RE: BGP keepalive/holdtime at GigE exchange
Hmm, I know there are a lot of overburdened BR's out there, but since this is set on a per-neighbor basis, there should at least be room for some selective optimization. It seems a bit crazy to think that each time there's a BR maintenance/reboot at an IXP, peers will continue to send to the bit bucket in the sky for 180+ seconds.
-----Original Message----- From: Deepak Jain [mailto:deepak@ai.net] Sent: Friday, January 12, 2001 11:48 AM To: Lane Patterson Cc: 'nanog@merit.edu' Subject: RE: BGP keepalive/holdtime at GigE exchange
The problem I have seen with setting BGP timeouts that low is when peering with overloaded or slow/old routers. Often they will "pause" their BGP activity while they are actively peering or repeering across their internal or external network.
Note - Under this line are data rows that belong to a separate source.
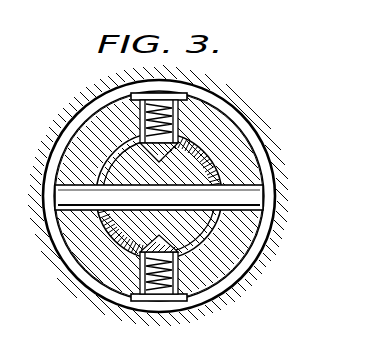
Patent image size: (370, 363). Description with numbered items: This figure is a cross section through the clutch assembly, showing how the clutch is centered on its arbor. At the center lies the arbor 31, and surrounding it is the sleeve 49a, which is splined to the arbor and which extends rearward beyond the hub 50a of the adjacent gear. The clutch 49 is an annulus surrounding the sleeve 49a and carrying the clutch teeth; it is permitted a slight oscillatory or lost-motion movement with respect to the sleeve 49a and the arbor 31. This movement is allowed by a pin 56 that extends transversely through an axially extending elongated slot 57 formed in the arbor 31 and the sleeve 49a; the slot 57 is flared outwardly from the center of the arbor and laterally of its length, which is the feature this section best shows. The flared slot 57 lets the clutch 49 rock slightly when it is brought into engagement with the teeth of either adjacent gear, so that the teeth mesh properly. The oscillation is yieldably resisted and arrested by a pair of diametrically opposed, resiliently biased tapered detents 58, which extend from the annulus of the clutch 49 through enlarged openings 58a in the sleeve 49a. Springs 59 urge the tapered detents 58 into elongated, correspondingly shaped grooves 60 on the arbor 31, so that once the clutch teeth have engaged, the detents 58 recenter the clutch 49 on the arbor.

The arbor 31 is at (268, 228).
The clutch 49 is at (262, 168).
The sleeve 49a is at (258, 150).
The hub 50a is at (275, 176).
The pin 56 is at (266, 197).
The elongated slot 57 is at (266, 208).
The tapered detents 58 is at (150, 257).
The enlarged openings 58a is at (192, 283).
The springs 59 is at (155, 277).
The grooves 60 is at (226, 280).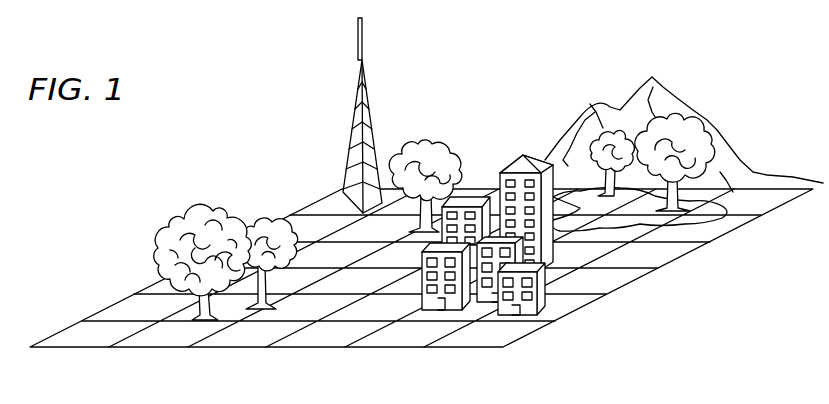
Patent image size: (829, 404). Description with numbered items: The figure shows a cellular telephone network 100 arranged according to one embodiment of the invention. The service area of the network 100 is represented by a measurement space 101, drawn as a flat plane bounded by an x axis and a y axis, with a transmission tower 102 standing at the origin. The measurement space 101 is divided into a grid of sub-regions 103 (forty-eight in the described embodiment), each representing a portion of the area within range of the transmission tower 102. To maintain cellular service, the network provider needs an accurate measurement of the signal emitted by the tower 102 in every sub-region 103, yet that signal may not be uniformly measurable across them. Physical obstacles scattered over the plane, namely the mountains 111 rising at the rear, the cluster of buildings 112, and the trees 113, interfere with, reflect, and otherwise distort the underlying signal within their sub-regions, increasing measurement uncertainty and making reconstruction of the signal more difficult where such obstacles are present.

The network 100 is at (189, 80).
The measurement space 101 is at (486, 333).
The transmission tower 102 is at (358, 40).
The sub-regions 103 is at (517, 327).
The mountains 111 is at (660, 83).
The buildings 112 is at (520, 157).
The trees 113 is at (437, 146).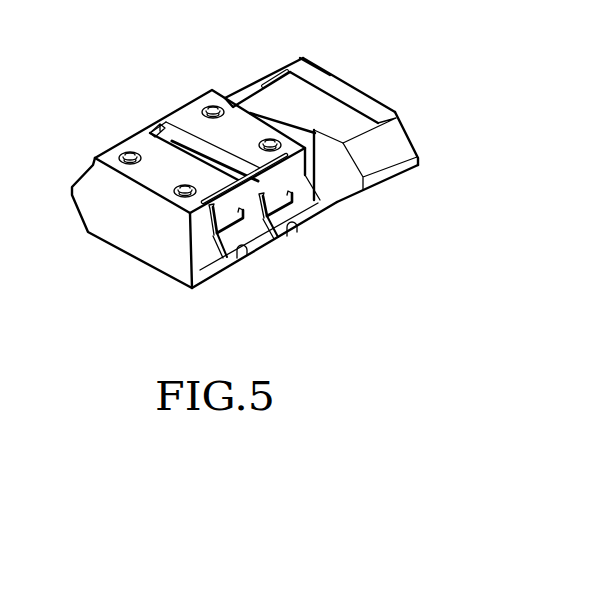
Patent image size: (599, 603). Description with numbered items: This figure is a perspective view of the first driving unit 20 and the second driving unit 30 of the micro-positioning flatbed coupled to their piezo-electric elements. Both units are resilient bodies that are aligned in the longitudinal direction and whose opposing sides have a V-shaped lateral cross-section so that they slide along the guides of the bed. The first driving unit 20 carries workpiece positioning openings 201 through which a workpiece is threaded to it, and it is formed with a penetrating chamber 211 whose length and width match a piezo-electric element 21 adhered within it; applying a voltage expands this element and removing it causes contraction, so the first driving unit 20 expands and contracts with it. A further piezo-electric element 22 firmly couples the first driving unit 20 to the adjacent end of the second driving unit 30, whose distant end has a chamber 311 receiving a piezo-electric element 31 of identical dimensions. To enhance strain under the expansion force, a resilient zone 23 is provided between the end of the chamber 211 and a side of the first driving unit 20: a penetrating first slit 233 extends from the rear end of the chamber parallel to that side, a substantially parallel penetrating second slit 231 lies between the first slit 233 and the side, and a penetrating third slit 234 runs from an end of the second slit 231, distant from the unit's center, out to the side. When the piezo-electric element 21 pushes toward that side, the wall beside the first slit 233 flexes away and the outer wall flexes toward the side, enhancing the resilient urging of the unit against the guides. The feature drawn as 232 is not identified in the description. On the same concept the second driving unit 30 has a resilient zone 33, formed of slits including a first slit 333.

The low times will then cause more timeouts before the fabric has stablized.
Deepak Jain AiNET
On Fri, 12 Jan 2001, Lane Patterson wrote:
Hmm, many folks didn't seem to understand the context here.
fast-external-fallover doesn't apply if a peer BR across a GigE exchange dies...you've still got link on your Gig port, so there is no link level indication of failure.
tweaking tcp timers is not the right approach...BGP explicitly has a keepalive for this exact purpose, when peering dies but your interface stays up.
the best non-radical suggestion so far is to simply tweak your keepalive to 10 and holdtime to 30 seconds, to bring this in line with the granularity of direct-connected peer interface or
IGP metrics.
Do people do this? Do people have problems doing this?
Do any folks do less than this on their eBGP peers, and at what tradeoff expense.
This is the old issue of finding the right operationally sane timeouts, not too high, not too low. The defaults clearly seem too high, yet I haven't seen many cases where folks set these down :-)
Cheers, -Lane
-----Original Message----- From: Lane Patterson [mailto:lpatterson@equinix.com] Sent: Thursday, January 11, 2001 10:08 PM To: 'nanog@merit.edu' Subject: FW: BGP keepalive/holdtime at GigE exchange
I am looking for operational BCP feedback on common practice for tweaking down BGP holdtime/keepalive across GigE exchange points,
could go down on the other side of the GigE switch without a corresponding adjacency change seen on your BR. The thought is to make down peers known as fast thru a GigE exchange as
since a peer they would
be over a POS private peer interface.
The current defaults are pretty gross, and much worse than the ISIS hello and interface keepalive defaults of 10 seconds.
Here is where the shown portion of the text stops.